Below is a comparison between 3-month eurodollar futures and 3-month euribor futures. The first rather quick point is that for much of the past decade the European Central Bank has lagged behind the Fed with U.S. yields rising in 2004 (i.e. falling eurodollar prices) while euro-denominated yields did not turn higher until late 2005. U.S. yields began to decline in the second half of 2007 while European yields held near the highs until the autumn of 2008. The point is that one can make a case for a weaker euro- especially against the dollar- simply by observing the tendency for U.S. yields to rise and fall well ahead of European yields.

Just below we show the euro/yen cross rate and the spread between 3-month European (euribor) and Japanese (euroyen) short-term debt futures prices.

Why has the euro been rising against the yen since 2000? Because from 2000 into late 2008 European short-term yields were consistently 2% to 4% higher than Japanese yields. The difference between today and any time since in the last decade is that the spread has fallen from more than 4% last year to almost zero this year. As long as Euro-zone yields are higher than Japanese yields one can argue that yen strength is a cyclical negative but the world turns upside down if, as, or when Japanese yields actually rise above European yields. If that were to happen then a stronger yen would represent ‘growth’ while euro strength would reflect risk aversion.



Equity/Bond Markets

Let’s take another brief run at the points that we are attempting to make today.  The euro has been stronger than the yen for the past decade and this makes sense given that European interest rates have been significantly higher than Japanese interest rates. Japanese investors can stretch for yield by buying European bonds and risk-based accounts have been able to borrow in yen at close to 0% to invest elsewhere.

If the base trend does not change then yen strength will be a negative. If, on the other hand, Japan recovers ahead of Europe- possibly due to its exposure to China- then it is conceivable that Japanese short-term yields will actually rise through European yields. If that were to happen then yen strength would be a positive.

Finally… we move on to today’s point. Below we show a chart of the Japanese yen futures from 1978 into 1987.

The argument is that the yen held below the 1978 peak all the way through into early 1986. Commodity prices collapsed in 1981 leading to a double-dip recession and a long period of relative strength by the non-commodity sectors and by 1986 the yen pushed to new highs.

Below we show the Japanese yen futures (JPY) and the ratio between the Nikkei 225 Index and the S&P 500 Index from 1985 through 1988.

When the SPX bottomed in August of 1982 the Nikkei/SPX ratio was close to 65:1. In the spring of 1986 as the yen pushed to new highs the ratio was still close to 65:1. The point is that the Nikkei was no stronger but also no weaker than the SPX during the first few years following the peak for commodity prices. When the yen pushed to new highs, however, the Nikkei/SPX ratio swung powerfully higher suggesting that the start of the asset price bubble in Japan that peaked in 1990 was created by capital flows directed towards Japan.

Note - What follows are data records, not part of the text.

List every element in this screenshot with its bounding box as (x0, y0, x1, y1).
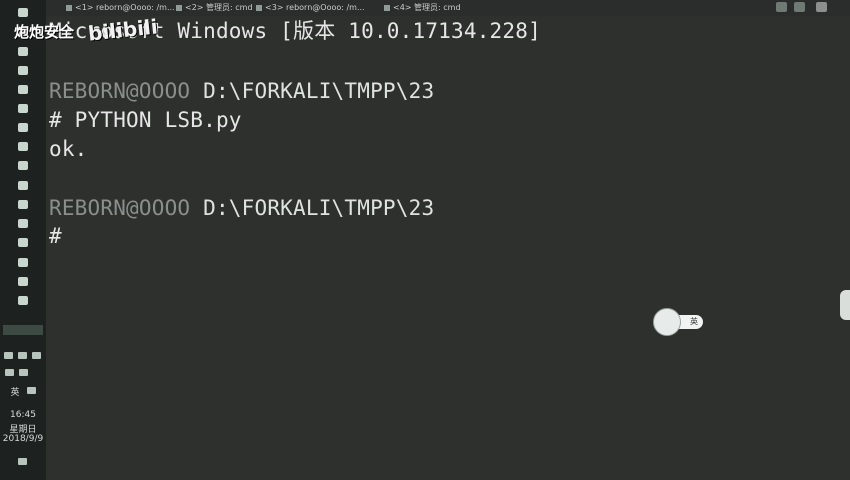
battery-icon[interactable] (18, 352, 27, 359)
tab-label: <2> 管理员: cmd (185, 3, 253, 12)
terminal-icon (256, 4, 262, 11)
prompt-path: D:\FORKALI\TMPP\23 (190, 79, 435, 103)
app-icon[interactable] (18, 258, 28, 267)
tab-label: <4> 管理员: cmd (393, 3, 461, 12)
tab-3[interactable]: <3> reborn@Oooo: /m... (256, 2, 365, 14)
app-icon[interactable] (18, 219, 28, 228)
app-icon[interactable] (18, 161, 28, 170)
app-icon[interactable] (18, 277, 28, 286)
prompt-user: REBORN@OOOO (49, 196, 191, 220)
console-command: # PYTHON LSB.py (49, 108, 242, 132)
action-center-icon[interactable] (5, 369, 14, 376)
terminal-icon (176, 4, 182, 11)
tab-4[interactable]: <4> 管理员: cmd (384, 2, 461, 14)
tab-label: <1> reborn@Oooo: /m... (75, 3, 175, 12)
terminal-icon (384, 4, 390, 11)
terminal-tab-bar: <1> reborn@Oooo: /m... <2> 管理员: cmd <3> … (46, 0, 850, 16)
ime-floating-indicator[interactable]: 英 (653, 308, 705, 336)
app-icon[interactable] (18, 123, 28, 132)
close-button[interactable] (816, 2, 827, 12)
windows-start-icon[interactable] (18, 8, 28, 17)
console-output: ok. (49, 137, 88, 161)
volume-icon[interactable] (19, 369, 28, 376)
app-icon[interactable] (18, 85, 28, 94)
console-prompt-2: REBORN@OOOO D:\FORKALI\TMPP\23 (49, 196, 434, 220)
tab-2[interactable]: <2> 管理员: cmd (176, 2, 253, 14)
tray-separator (3, 325, 43, 335)
notification-icon[interactable] (18, 458, 27, 465)
channel-watermark: 炮炮安全 (14, 23, 75, 41)
app-icon[interactable] (18, 142, 28, 151)
tab-label: <3> reborn@Oooo: /m... (265, 3, 365, 12)
ime-avatar-icon (653, 308, 681, 336)
console-cursor-line[interactable]: # (49, 224, 62, 248)
app-icon[interactable] (18, 66, 28, 75)
app-icon[interactable] (18, 238, 28, 247)
vertical-taskbar: 英 16:45 星期日 2018/9/9 (0, 0, 46, 480)
wifi-icon[interactable] (32, 352, 41, 359)
app-icon[interactable] (18, 47, 28, 56)
terminal-icon (66, 4, 72, 11)
app-icon[interactable] (18, 200, 28, 209)
minimize-button[interactable] (776, 2, 787, 12)
app-icon[interactable] (18, 181, 28, 190)
tray-date[interactable]: 2018/9/9 (0, 434, 46, 444)
network-icon[interactable] (4, 352, 13, 359)
console-prompt-1: REBORN@OOOO D:\FORKALI\TMPP\23 (49, 79, 434, 103)
tray-time[interactable]: 16:45 (0, 410, 46, 420)
side-panel-handle[interactable] (840, 290, 850, 320)
tab-1[interactable]: <1> reborn@Oooo: /m... (66, 2, 175, 14)
prompt-user: REBORN@OOOO (49, 79, 191, 103)
prompt-path: D:\FORKALI\TMPP\23 (190, 196, 435, 220)
maximize-button[interactable] (794, 2, 805, 12)
app-icon[interactable] (18, 104, 28, 113)
app-icon[interactable] (18, 296, 28, 305)
ime-mode-icon[interactable] (27, 387, 36, 394)
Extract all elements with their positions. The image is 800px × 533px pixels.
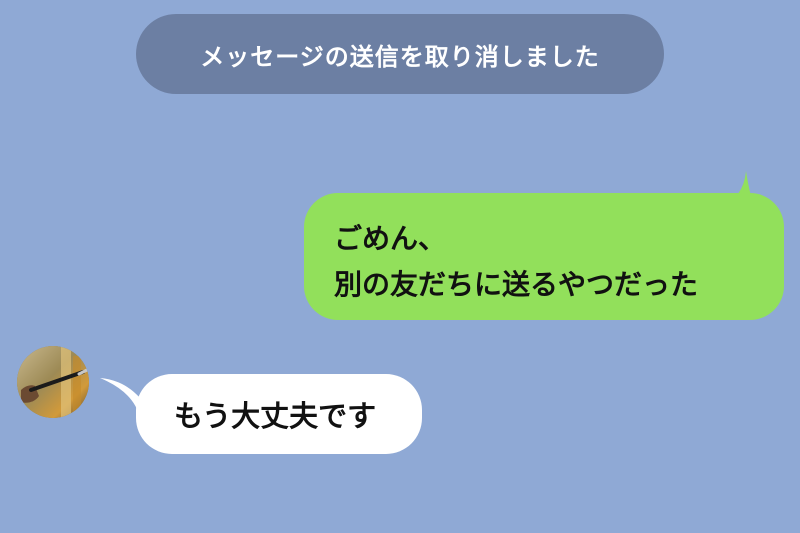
- avatar-image: [17, 346, 89, 418]
- outgoing-message-bubble[interactable]: ごめん、 別の友だちに送るやつだった: [304, 171, 784, 320]
- avatar[interactable]: [17, 346, 89, 418]
- outgoing-message-line: ごめん、: [334, 222, 447, 255]
- unsent-notice-text: メッセージの送信を取り消しました: [200, 42, 600, 71]
- incoming-message-bubble[interactable]: もう大丈夫です: [100, 374, 422, 454]
- bubble-tail-icon: [100, 378, 160, 418]
- unsent-notice: メッセージの送信を取り消しました: [136, 14, 664, 94]
- bubble-tail-icon: [718, 171, 756, 211]
- chat-area[interactable]: メッセージの送信を取り消しました ごめん、 別の友だちに送るやつだった もう大丈…: [0, 0, 800, 533]
- incoming-message-text: もう大丈夫です: [174, 399, 377, 433]
- outgoing-message-line: 別の友だちに送るやつだった: [334, 268, 699, 301]
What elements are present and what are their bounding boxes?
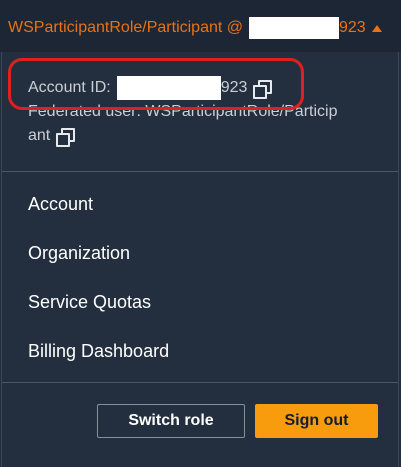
account-suffix: 923: [339, 19, 366, 36]
sign-out-button[interactable]: Sign out: [255, 404, 378, 438]
top-bar: WSParticipantRole/Participant @ 923: [0, 0, 401, 52]
menu-item-organization[interactable]: Organization: [28, 237, 169, 286]
copy-icon[interactable]: [56, 128, 76, 147]
federated-user-line2: ant: [28, 127, 51, 144]
switch-role-button[interactable]: Switch role: [97, 404, 245, 438]
federated-user-info: Federated user: WSParticipantRole/Partic…: [28, 100, 380, 124]
federated-user-row2: ant: [28, 124, 380, 148]
redacted-account-id: [116, 76, 221, 100]
account-id-row: Account ID: 923: [28, 76, 380, 100]
account-info: Account ID: 923 Federated user: WSPartic…: [28, 76, 380, 148]
account-id-suffix: 923: [220, 79, 248, 96]
divider: [2, 171, 398, 172]
role-label: WSParticipantRole/Participant @: [8, 19, 243, 36]
redacted-account-id: [249, 17, 339, 39]
account-menu: Account Organization Service Quotas Bill…: [28, 188, 169, 384]
account-menu-toggle[interactable]: WSParticipantRole/Participant @ 923: [8, 17, 382, 39]
caret-up-icon: [371, 24, 382, 32]
menu-item-account[interactable]: Account: [28, 188, 169, 237]
account-id-label: Account ID:: [28, 79, 111, 96]
account-dropdown-panel: Account ID: 923 Federated user: WSPartic…: [1, 52, 399, 467]
federated-user-line1: Federated user: WSParticipantRole/Partic…: [28, 103, 338, 120]
menu-item-billing-dashboard[interactable]: Billing Dashboard: [28, 335, 169, 384]
menu-item-service-quotas[interactable]: Service Quotas: [28, 286, 169, 335]
copy-icon[interactable]: [253, 80, 273, 99]
divider: [2, 382, 398, 383]
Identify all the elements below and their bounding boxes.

Below we show the same comparison for the time period beginning back in late 1993. The last major peak for the yen was reached in 1995. In theory- and this is our point- as long as the yen holds below 125 against the dollar the Nikkei/SPX ratio will remain relatively flat. The Japanese stock market will have good days and bad days but, on the whole, will do about as well as the S&P 500 Index. If, however, the yen were to push up to and then through 125 then the set up becomes somewhat similar to 1986 with yen strength reflecting the start of what may end up being a second Japanese asset price bubble later this decade.